Hugo Chavez a été réélu dimanche dernier Président du Venezuela avec 54,42% des voix. Interview d'une vénézuelienne vivant à l'étranger depuis quelques années.
Hugo Chavez © CC BY www_ukberri_net
Madame S., quelle est votre réaction à la réélection de Monsieur Hugo Chavez ?
A propos des élections, tout le monde savait que Hugo Chavez gagnerait, mais pas avec une telle marge. Nous pensions que la différence serait bien moindre ! Cette nouvelle élection va signifier pour le Venezuela 20 ans de chavisme et un régime très corrompu (dont j’aimerais beaucoup connaître les chiffres) qui continue.
Pensez-vous que c’est un bien pour votre pays ? Hugo Chavez a beaucoup appuyé sa campagne sur tout ce qu’il fait pour les pauvres et les projets sociaux…
Pour être objectif, il faut également évoquer les progrès réalisés sous son mandat. La Commission économique pour l'Amérique latine et les Caraïbes (un organisme de l'ONU) a établi que le Venezuela est le pays sud-américain – avec l'Equateur – qui, entre 1996 et 2010, a le plus réduit le taux de pauvreté.
Selon ce que j’ai lu, le gouvernement d'Hugo Chavez consacre 43,2 % du budget aux politiques sociales. Résultat : le taux de mortalité infantile a été divisé par deux. L'analphabétisme est descendu à 4,9%. Le nombre de professeurs des écoles a été multiplié par cinq (de 65 000 à 350 000). Le pays détient le coefficient de Gini (qui mesure les inégalités) le plus performant d'Amérique latine. Il a réellement redistribué l’argent, mais au cours de la campagne électorale, il a acheté des voix en faisant des cadeaux, pratique courante dans la vie politique au Venezuela même avant Chavez.
Le Venezuela est un pays riche et plein de possibilités, notamment grâce au pétrole. Pensez-vous qu’il progresse actuellement ?
Il y a eu beaucoup de promesses dans le domaine social mais qui n’ont pas été tenues, avec une économie qui ne repose que sur le pétrole, ce qui signifie à mon avis qu’il n’y a pas eu de progrès : on distribue seulement de l’argent sans créer de richesses. De plus, le taux d’inflation à deux chiffres est un des plus élevés du continent. Les coupures d’électricité sont la cause d’un manque d’entretien du réseau et perturbent la vie quotidienne des personnes.
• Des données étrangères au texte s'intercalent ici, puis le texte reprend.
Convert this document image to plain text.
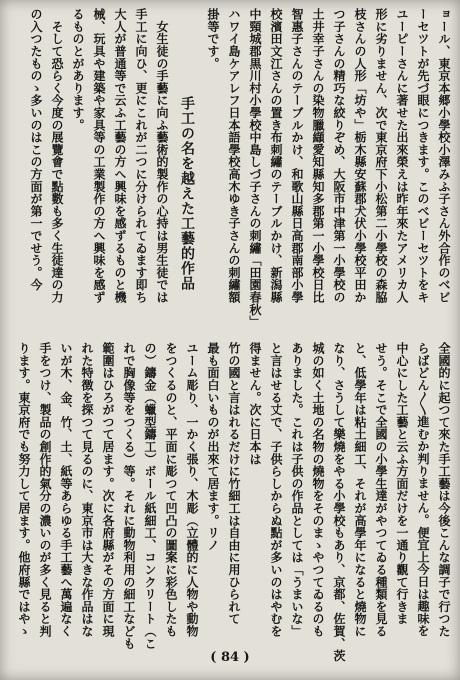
ョール、東京本郷小學校小澤みふ子さん外合作のべビ
ーセツトが先づ眼につきます。このべビーセツトをキ
ユーピーさんに著せた出來榮えは昨年來たアメリカ人
形に劣りません、次で東京府下小松第二小學校の森脇
枝さんの人形「坊や」栃木縣安蘇郡犬伏小學校平田か
つ子さんの精巧な絞りぞめ、大阪市中津第一小學校の
土井幸子さんの染物臘纈愛知縣知多郡第一小學校日比
智惠子さんのテーブルかけ、和歌山縣日高郡南部小學
校濱田文江さんの置き布刺繡のテーブルかけ、新潟縣
中頸城郡黒川村小學校中島しづ子さんの刺繡「田園春秋」
ハワイ島ケアレフ日本語學校高木ゆき子さんの刺繡額
掛等です。
手工の名を越えた工藝的作品
　女生徒の手藝に向ふ藝術的製作の心持は男生徒では
手工に向ひ、更にこれが二つに分けられてゐます即ち
大人が普通等で云ふ工藝の方へ興味を感ずるものと機
械、玩具や建築や家具等の工業製作の方へ興味を感ず
るものとがあります。
　そして恐らく今度の展覽會で點數も多く生徒達の力
の入つたものゝ多いのはこの方面が第一でせう。今
全國的に起つて來た手工藝は今後こんな調子で行つた
らばどん〳〵進むか判りません。便宜上今日は趣味を
中心にした工藝と云ふ方面だけを一通り觀て行きま
せう。そこで全國の小學生達がやつてゐる種類を見る
と、低學年は粘土細工、それが高學年になると燒物に
なり、さうして樂燒をやる小學校もあり、京都、佐賀、茨
城の如く土地の名物の燒物をそのまゝやつてゐるのも
ありました。これは子供の作品としては「うまいな」
と言はせる丈で、子供らしからぬ點が多いのはやむを
得ません。次に日本は
竹の國と言はれるだけに竹細工は自由に用ひられて
最も面白いものが出來て居ます。リノ
ユーム彫り、一かく張り、木彫（立體的に人物や動物
をつくるのと、平面に彫つて凹凸の圖案に彩色したも
の）鑄金（蠟型鑄工）ボール紙細工、コンクリート（こ
れで胸像等をつくる）等。それに動物利用の細工なども
範圍はひろがつて居ます。次に各府縣がその方面に現
れた特徴を探つて見るのに、東京市は大きな作品はな
いが木、金、竹、土、紙等あらゆる手工藝へ萬遍なく
手をつけ、製品の創作的氣分の濃いのが多く見ると判
ります。東京府でも努力して居ます。他府縣ではやゝ
( 84 )
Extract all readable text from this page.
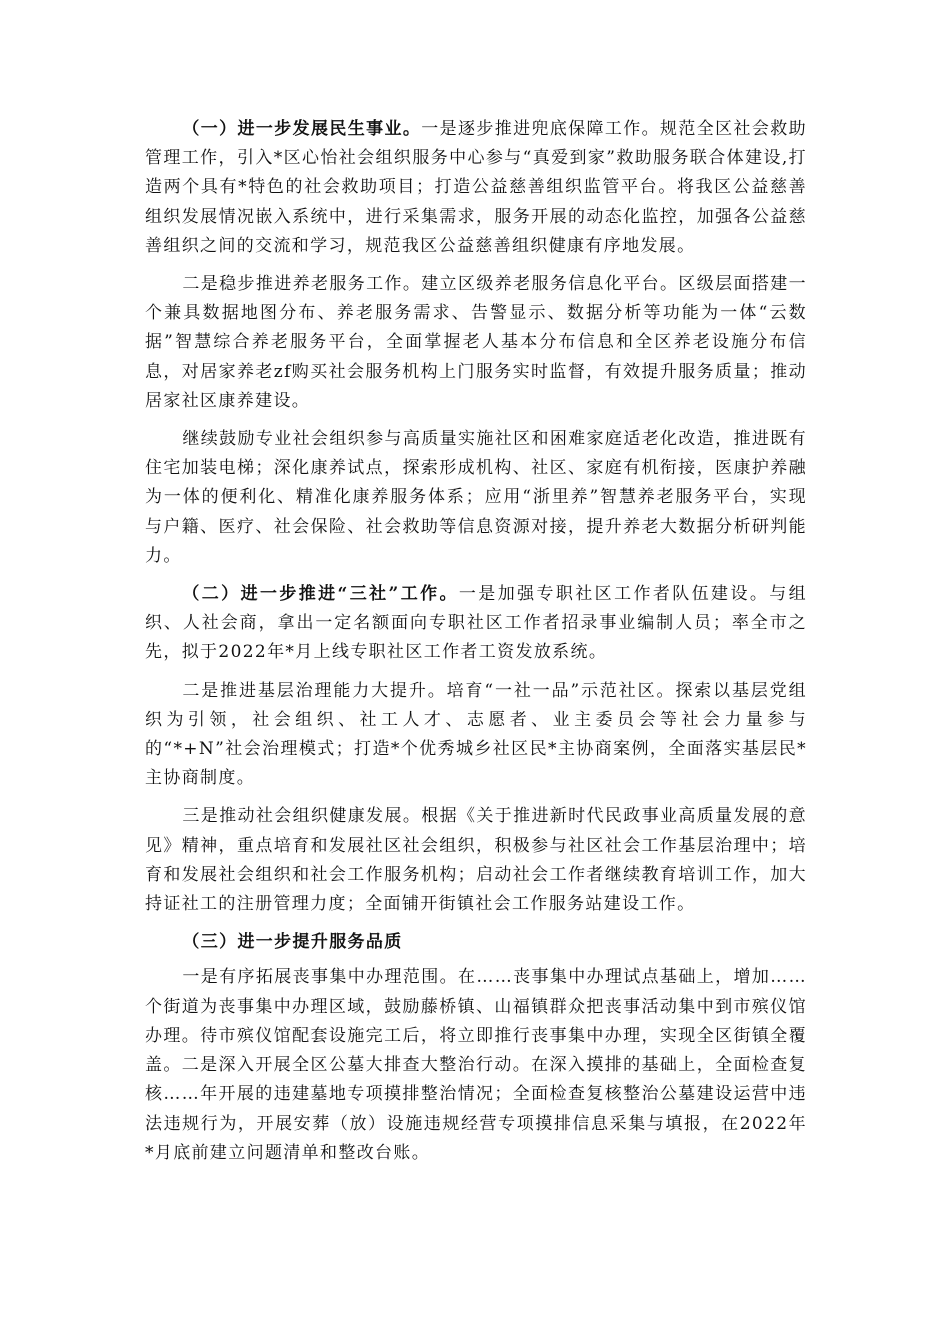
（一）进一步发展民生事业。一是逐步推进兜底保障工作。规范全区社会救助管理工作，引入*区心怡社会组织服务中心参与“真爱到家”救助服务联合体建设,打造两个具有*特色的社会救助项目；打造公益慈善组织监管平台。将我区公益慈善组织发展情况嵌入系统中，进行采集需求，服务开展的动态化监控，加强各公益慈善组织之间的交流和学习，规范我区公益慈善组织健康有序地发展。

二是稳步推进养老服务工作。建立区级养老服务信息化平台。区级层面搭建一个兼具数据地图分布、养老服务需求、告警显示、数据分析等功能为一体“云数据”智慧综合养老服务平台，全面掌握老人基本分布信息和全区养老设施分布信息，对居家养老zf购买社会服务机构上门服务实时监督，有效提升服务质量；推动居家社区康养建设。

继续鼓励专业社会组织参与高质量实施社区和困难家庭适老化改造，推进既有住宅加装电梯；深化康养试点，探索形成机构、社区、家庭有机衔接，医康护养融为一体的便利化、精准化康养服务体系；应用“浙里养”智慧养老服务平台，实现与户籍、医疗、社会保险、社会救助等信息资源对接，提升养老大数据分析研判能力。

（二）进一步推进“三社”工作。一是加强专职社区工作者队伍建设。与组织、人社会商，拿出一定名额面向专职社区工作者招录事业编制人员；率全市之先，拟于2022年*月上线专职社区工作者工资发放系统。

二是推进基层治理能力大提升。培育“一社一品”示范社区。探索以基层党组织为引领，社会组织、社工人才、志愿者、业主委员会等社会力量参与的“*+N”社会治理模式；打造*个优秀城乡社区民*主协商案例，全面落实基层民*主协商制度。

三是推动社会组织健康发展。根据《关于推进新时代民政事业高质量发展的意见》精神，重点培育和发展社区社会组织，积极参与社区社会工作基层治理中；培育和发展社会组织和社会工作服务机构；启动社会工作者继续教育培训工作，加大持证社工的注册管理力度；全面铺开街镇社会工作服务站建设工作。

（三）进一步提升服务品质

一是有序拓展丧事集中办理范围。在……丧事集中办理试点基础上，增加……个街道为丧事集中办理区域，鼓励藤桥镇、山福镇群众把丧事活动集中到市殡仪馆办理。待市殡仪馆配套设施完工后，将立即推行丧事集中办理，实现全区街镇全覆盖。二是深入开展全区公墓大排查大整治行动。在深入摸排的基础上，全面检查复核……年开展的违建墓地专项摸排整治情况；全面检查复核整治公墓建设运营中违法违规行为，开展安葬（放）设施违规经营专项摸排信息采集与填报，在2022年*月底前建立问题清单和整改台账。
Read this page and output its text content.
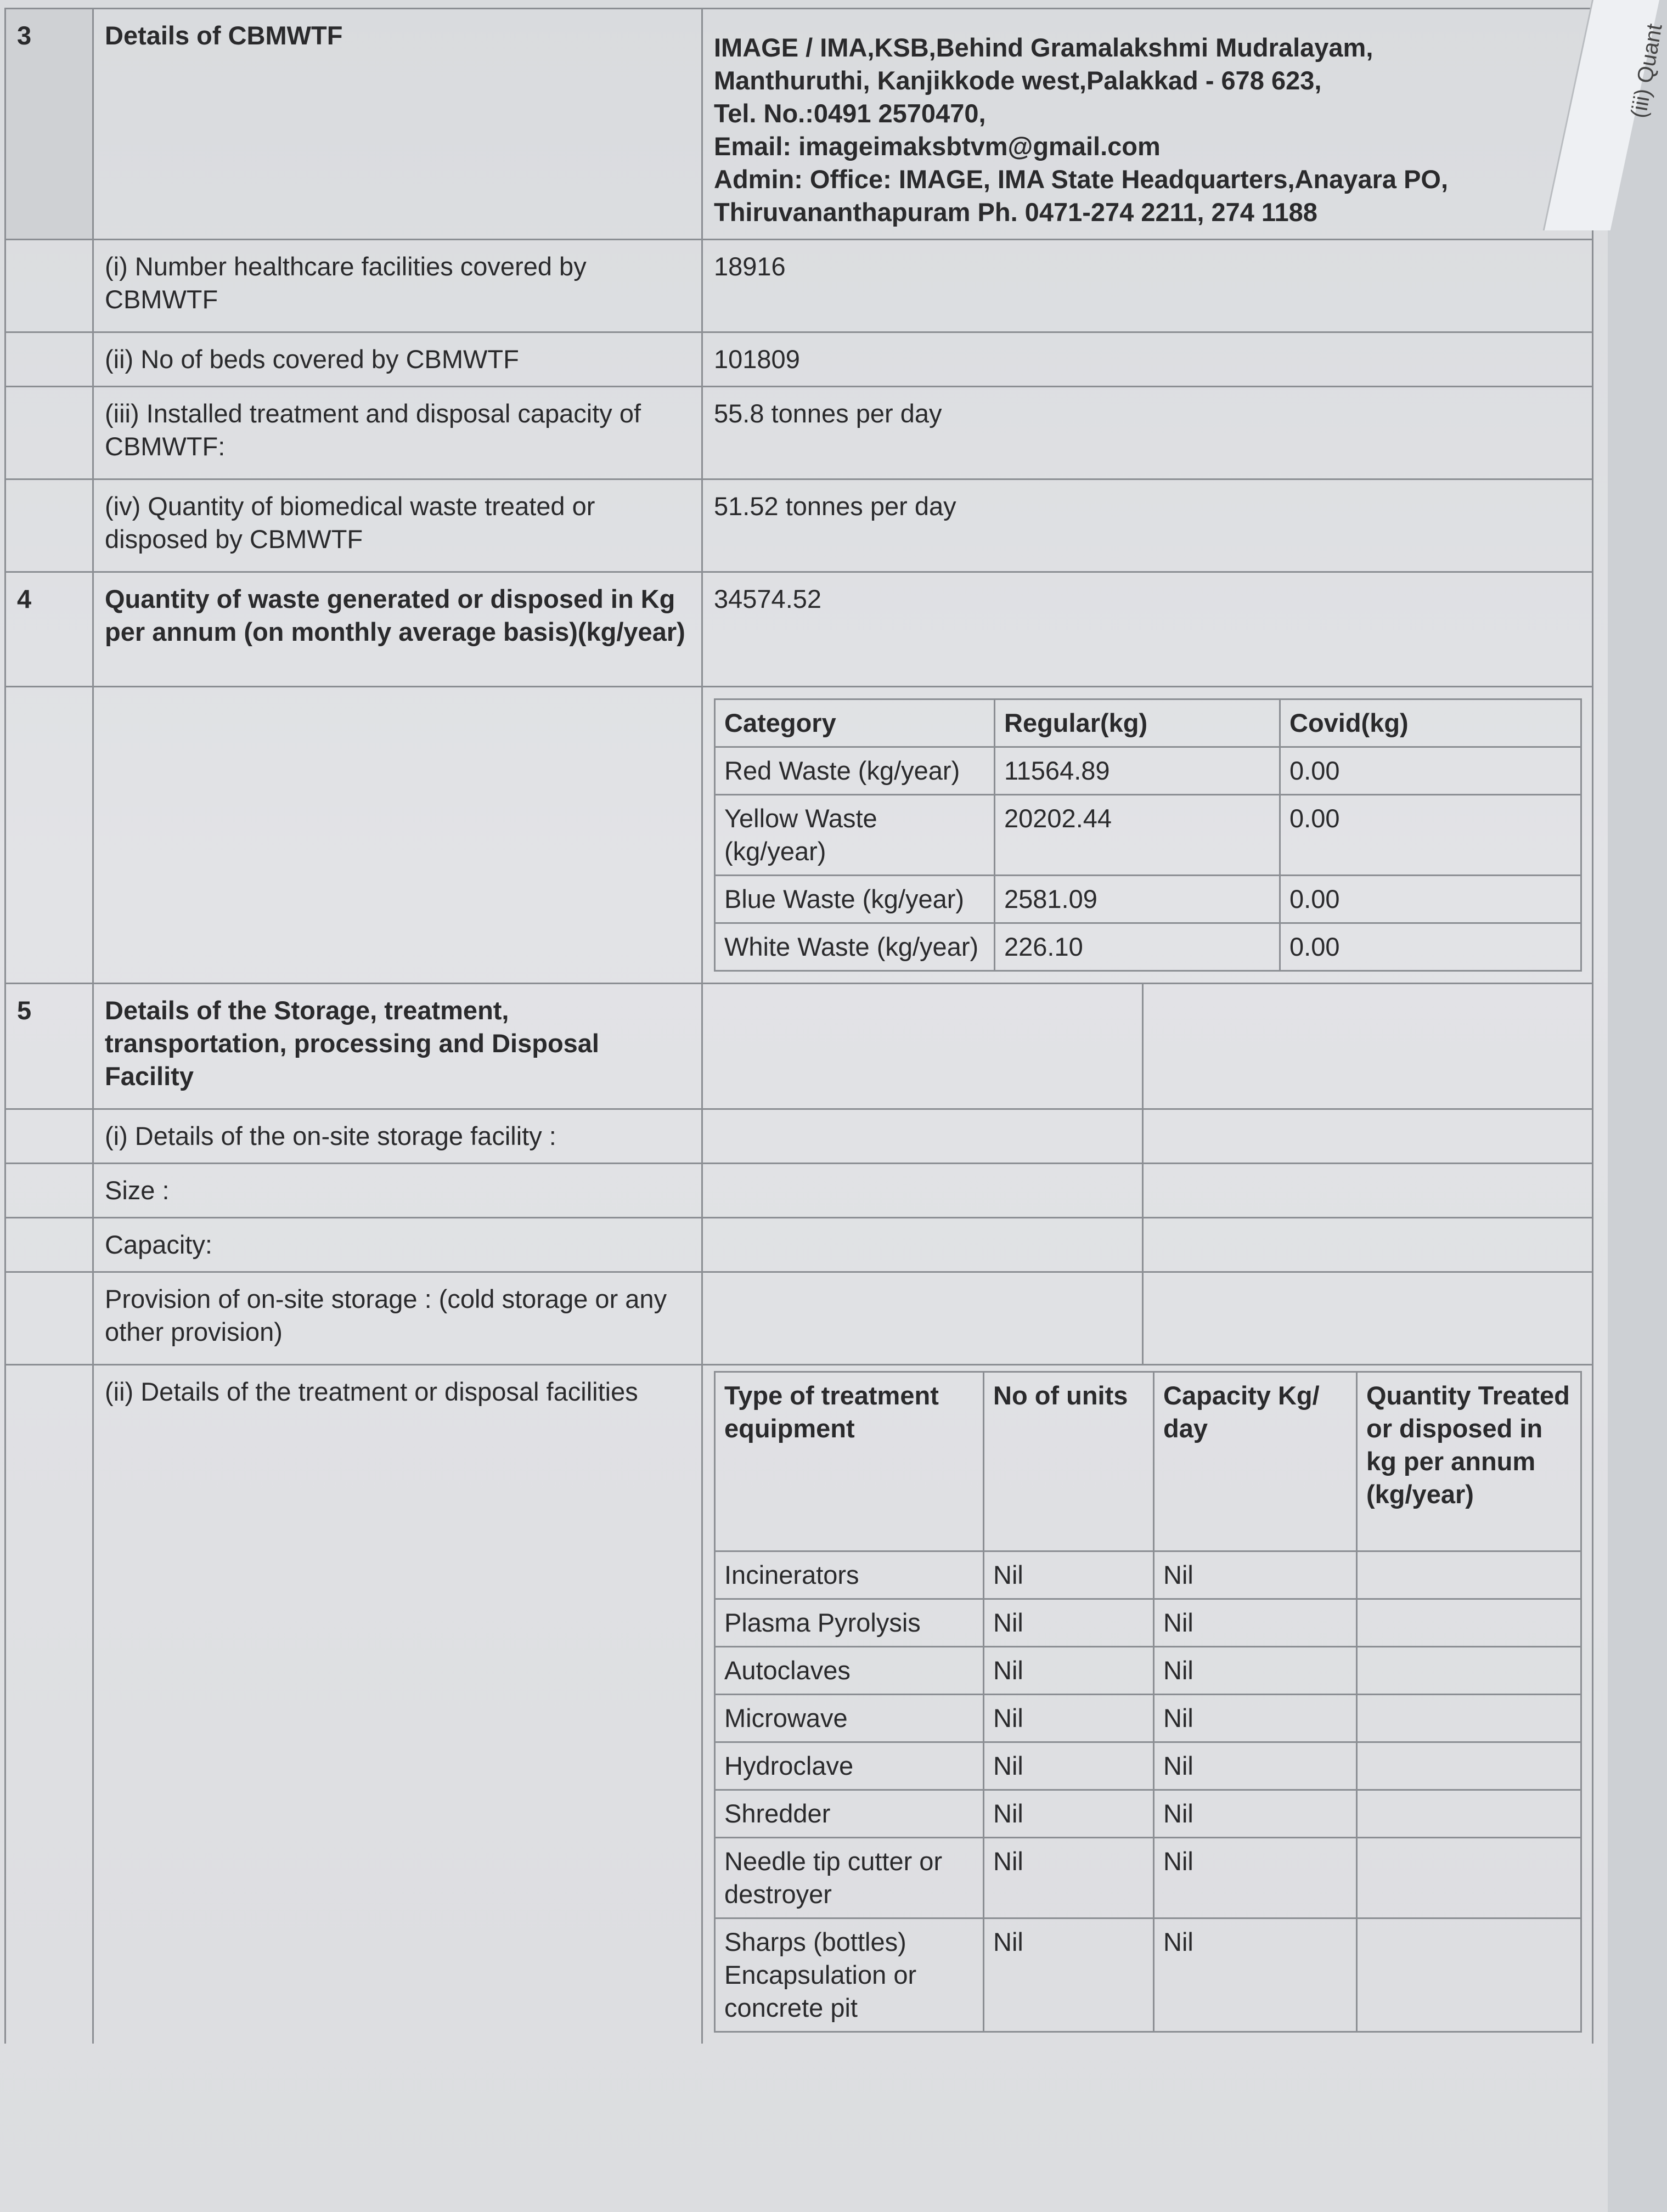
3	Details of CBMWTF	IMAGE / IMA,KSB,Behind Gramalakshmi Mudralayam,
Manthuruthi, Kanjikkode west,Palakkad - 678 623,
Tel. No.:0491 2570470,
Email: imageimaksbtvm@gmail.com
Admin: Office: IMAGE, IMA State Headquarters,Anayara PO,
Thiruvananthapuram Ph. 0471-274 2211, 274 1188

	(i) Number healthcare facilities covered by CBMWTF	18916
	(ii) No of beds covered by CBMWTF	101809
	(iii) Installed treatment and disposal capacity of CBMWTF:	55.8 tonnes per day
	(iv) Quantity of biomedical waste treated or disposed by CBMWTF	51.52 tonnes per day
4	Quantity of waste generated or disposed in Kg per annum (on monthly average basis)(kg/year)	34574.52

Category	Regular(kg)	Covid(kg)
Red Waste (kg/year)	11564.89	0.00
Yellow Waste (kg/year)	20202.44	0.00
Blue Waste (kg/year)	2581.09	0.00
White Waste (kg/year)	226.10	0.00

5	Details of the Storage, treatment, transportation, processing and Disposal Facility	

	(i) Details of the on-site storage facility :	

	Size :	

	Capacity:	

	Provision of on-site storage : (cold storage or any other provision)	

	(ii) Details of the treatment or disposal facilities		Type of treatment equipment	No of units	Capacity Kg/ day	Quantity Treated or disposed in kg per annum (kg/year)
Incinerators	Nil	Nil	
Plasma Pyrolysis	Nil	Nil	
Autoclaves	Nil	Nil	
Microwave	Nil	Nil	
Hydroclave	Nil	Nil	
Shredder	Nil	Nil	
Needle tip cutter or destroyer	Nil	Nil	
Sharps (bottles) Encapsulation or concrete pit	Nil	Nil	
(iii) Quant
Au niveau agricole, nous dépendons fortement des importations en raison d’une réforme agraire qui a échoué.
Quel est à votre avis la question la plus urgente ou importante aux yeux de vos concitoyens ?
Hugo Chavez pendant sa campagne électorale a, en plus de distribuer de l’argent, promis un plan de sécurité citoyenne, car il a enfin commencé à reconnaître le chiffre de 14 000 homicides et morts violentes qui ont eu lieu au cours de l’année dernière (bien que selon des ONG privées le chiffre monterait à 19000, soit un niveau de guerre civile). J’espère que cela se concrétisera car il n’y a aucune sécurité civile. Le Venezuela est le deuxième pays le moins sûr du continent, et cela est indéniable.
Un autre aspect qui m’inquiète, pas quantitatif mais qualitatif, est la peur. La révolution est basée sur un ressentiment envers les classes moyennes, et celle-ci souffre de la peur d’être attaquée, de ne pas bénéficier des programmes de l’Etat, etc… Les pauvres eux-mêmes ont peur, et Chavez joue sur cela. Car ils ont peur de ne plus rien recevoir du gouvernement, surtout les pensions et les aliments subventionnés dans les marchés de Chavez. Notamment, au cours de la campagne, il a menacé le pays de chaos en cas de défaite de son parti. Il est possible que cette peur du chaos ait joué un rôle important dans le choix des électeurs.
En conclusion, pour une raison ou pour une autre, tous souffrent de la peur, et c’est très triste.